Terumah is all about building and creating a beautiful architectural sanctuary and ceremonial objects. How did it get built with all of these rare and colorful materials?  The Holy One actually had a specific list and blueprint that the Children of Israel were to follow:

“Tell the Israelite people to bring Me gifts; you shall accept gifts for Me from every person whose heart so moves him. And these are the gifts that you shall accept from them: gold, silver, and copper; blue, purple, and crimson yarns, fine linen, goats’ hair; tanned ram skins, dolphin skins, and acacia wood; oil for lighting, spices for the anointing oil and for the aromatic incense; lapis lazuli and other stones for setting, for the ephod and for the breastpiece. And let them make Me a sanctuary that I may dwell among them.

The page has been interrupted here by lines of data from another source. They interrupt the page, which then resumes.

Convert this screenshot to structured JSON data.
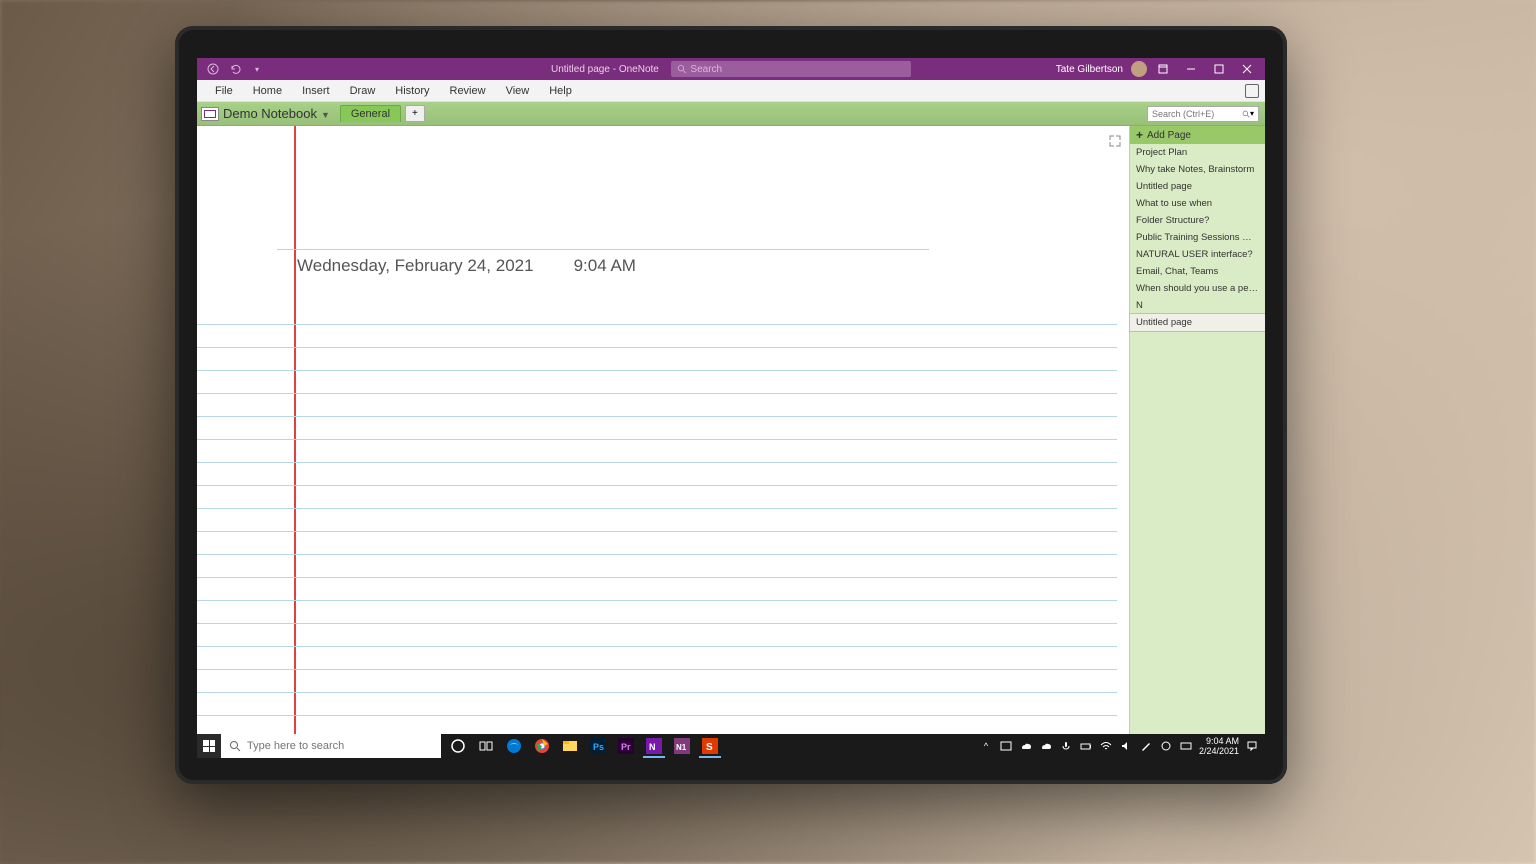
{
  "titlebar": {
    "doc_title": "Untitled page",
    "app_name": "OneNote",
    "full_title": "Untitled page  -  OneNote",
    "search_placeholder": "Search",
    "user_name": "Tate Gilbertson"
  },
  "ribbon": {
    "tabs": [
      "File",
      "Home",
      "Insert",
      "Draw",
      "History",
      "Review",
      "View",
      "Help"
    ]
  },
  "notebook": {
    "name": "Demo Notebook",
    "sections": [
      "General"
    ],
    "page_search_placeholder": "Search (Ctrl+E)"
  },
  "canvas": {
    "date": "Wednesday, February 24, 2021",
    "time": "9:04 AM"
  },
  "page_panel": {
    "add_label": "Add Page",
    "pages": [
      "Project Plan",
      "Why take Notes, Brainstorm",
      "Untitled page",
      "What to use when",
      "Folder Structure?",
      "Public Training Sessions Worksho",
      "NATURAL USER interface?",
      "Email, Chat, Teams",
      "When should you use a pen?",
      "N",
      "Untitled page"
    ],
    "selected_index": 10
  },
  "taskbar": {
    "search_placeholder": "Type here to search",
    "time": "9:04 AM",
    "date": "2/24/2021",
    "apps": [
      "cortana",
      "task-view",
      "edge",
      "chrome",
      "explorer",
      "photoshop",
      "premiere",
      "onenote-app",
      "onenote-desktop",
      "snagit"
    ],
    "active_apps": [
      "onenote-app",
      "snagit"
    ]
  },
  "colors": {
    "accent": "#7b2d7d",
    "section_green": "#98c868",
    "panel_green": "#daecc5"
  }
}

Exactly as I show you—the pattern of the Tabernacle and the pattern of all its furnishings—so shall you make it (Exodus 24:1-7, 25:1).

Terumah is not just a gift. There is a hint in the resh vav mem letters within the word that suggest a lifting up, a raising the material offered to a new level and holy purpose.  That phrase, Ve’asu li mikdash v’shachanti b’tocham reminds me of the fundraising campaign based on that verse that led to our building the beautiful synagogue in Sedona.  The idea was emphasized that if we build the sacred space, God will dwell… not in IT, but rather within US.

UP to now in the biblical narrative, God heard our cries, parted the sea, delivered us to freedom, gave us the Torah, and now it is our turn to offer some of the bounty for which we are grateful back to the Source of All.  The people willingly and generously donated their highly developed skills in assembling, weaving, constructing, metal and wood-working, as well as the needed materials.

In a synagogue there are so many needs, yes for money, but just as much, if not more, a need for dedicated members who bring their talents and skills to the success of the life of the organization, and the satisfaction of raising up our own abilities and resources for the combined working of the congregation.

When we read Terumah it is easy to be dazzled by the description of the ceremonial objects and architecture of the Mishkan; it is helpful to show examples and models such as shown in the well-researched book The Tabernacle; but the real message is reminding each of us, and our members, how vital their unique presence is, and how the soul of even the most gorgeous edifice is only a shell meant to contain a felt Divine Presence.  Our generous raising up of offerings of Terumah — time, talent, treasure, and trust — creates a Mishkan of sacred space.

May we open our hearts so that the Eternal One can dwell within us.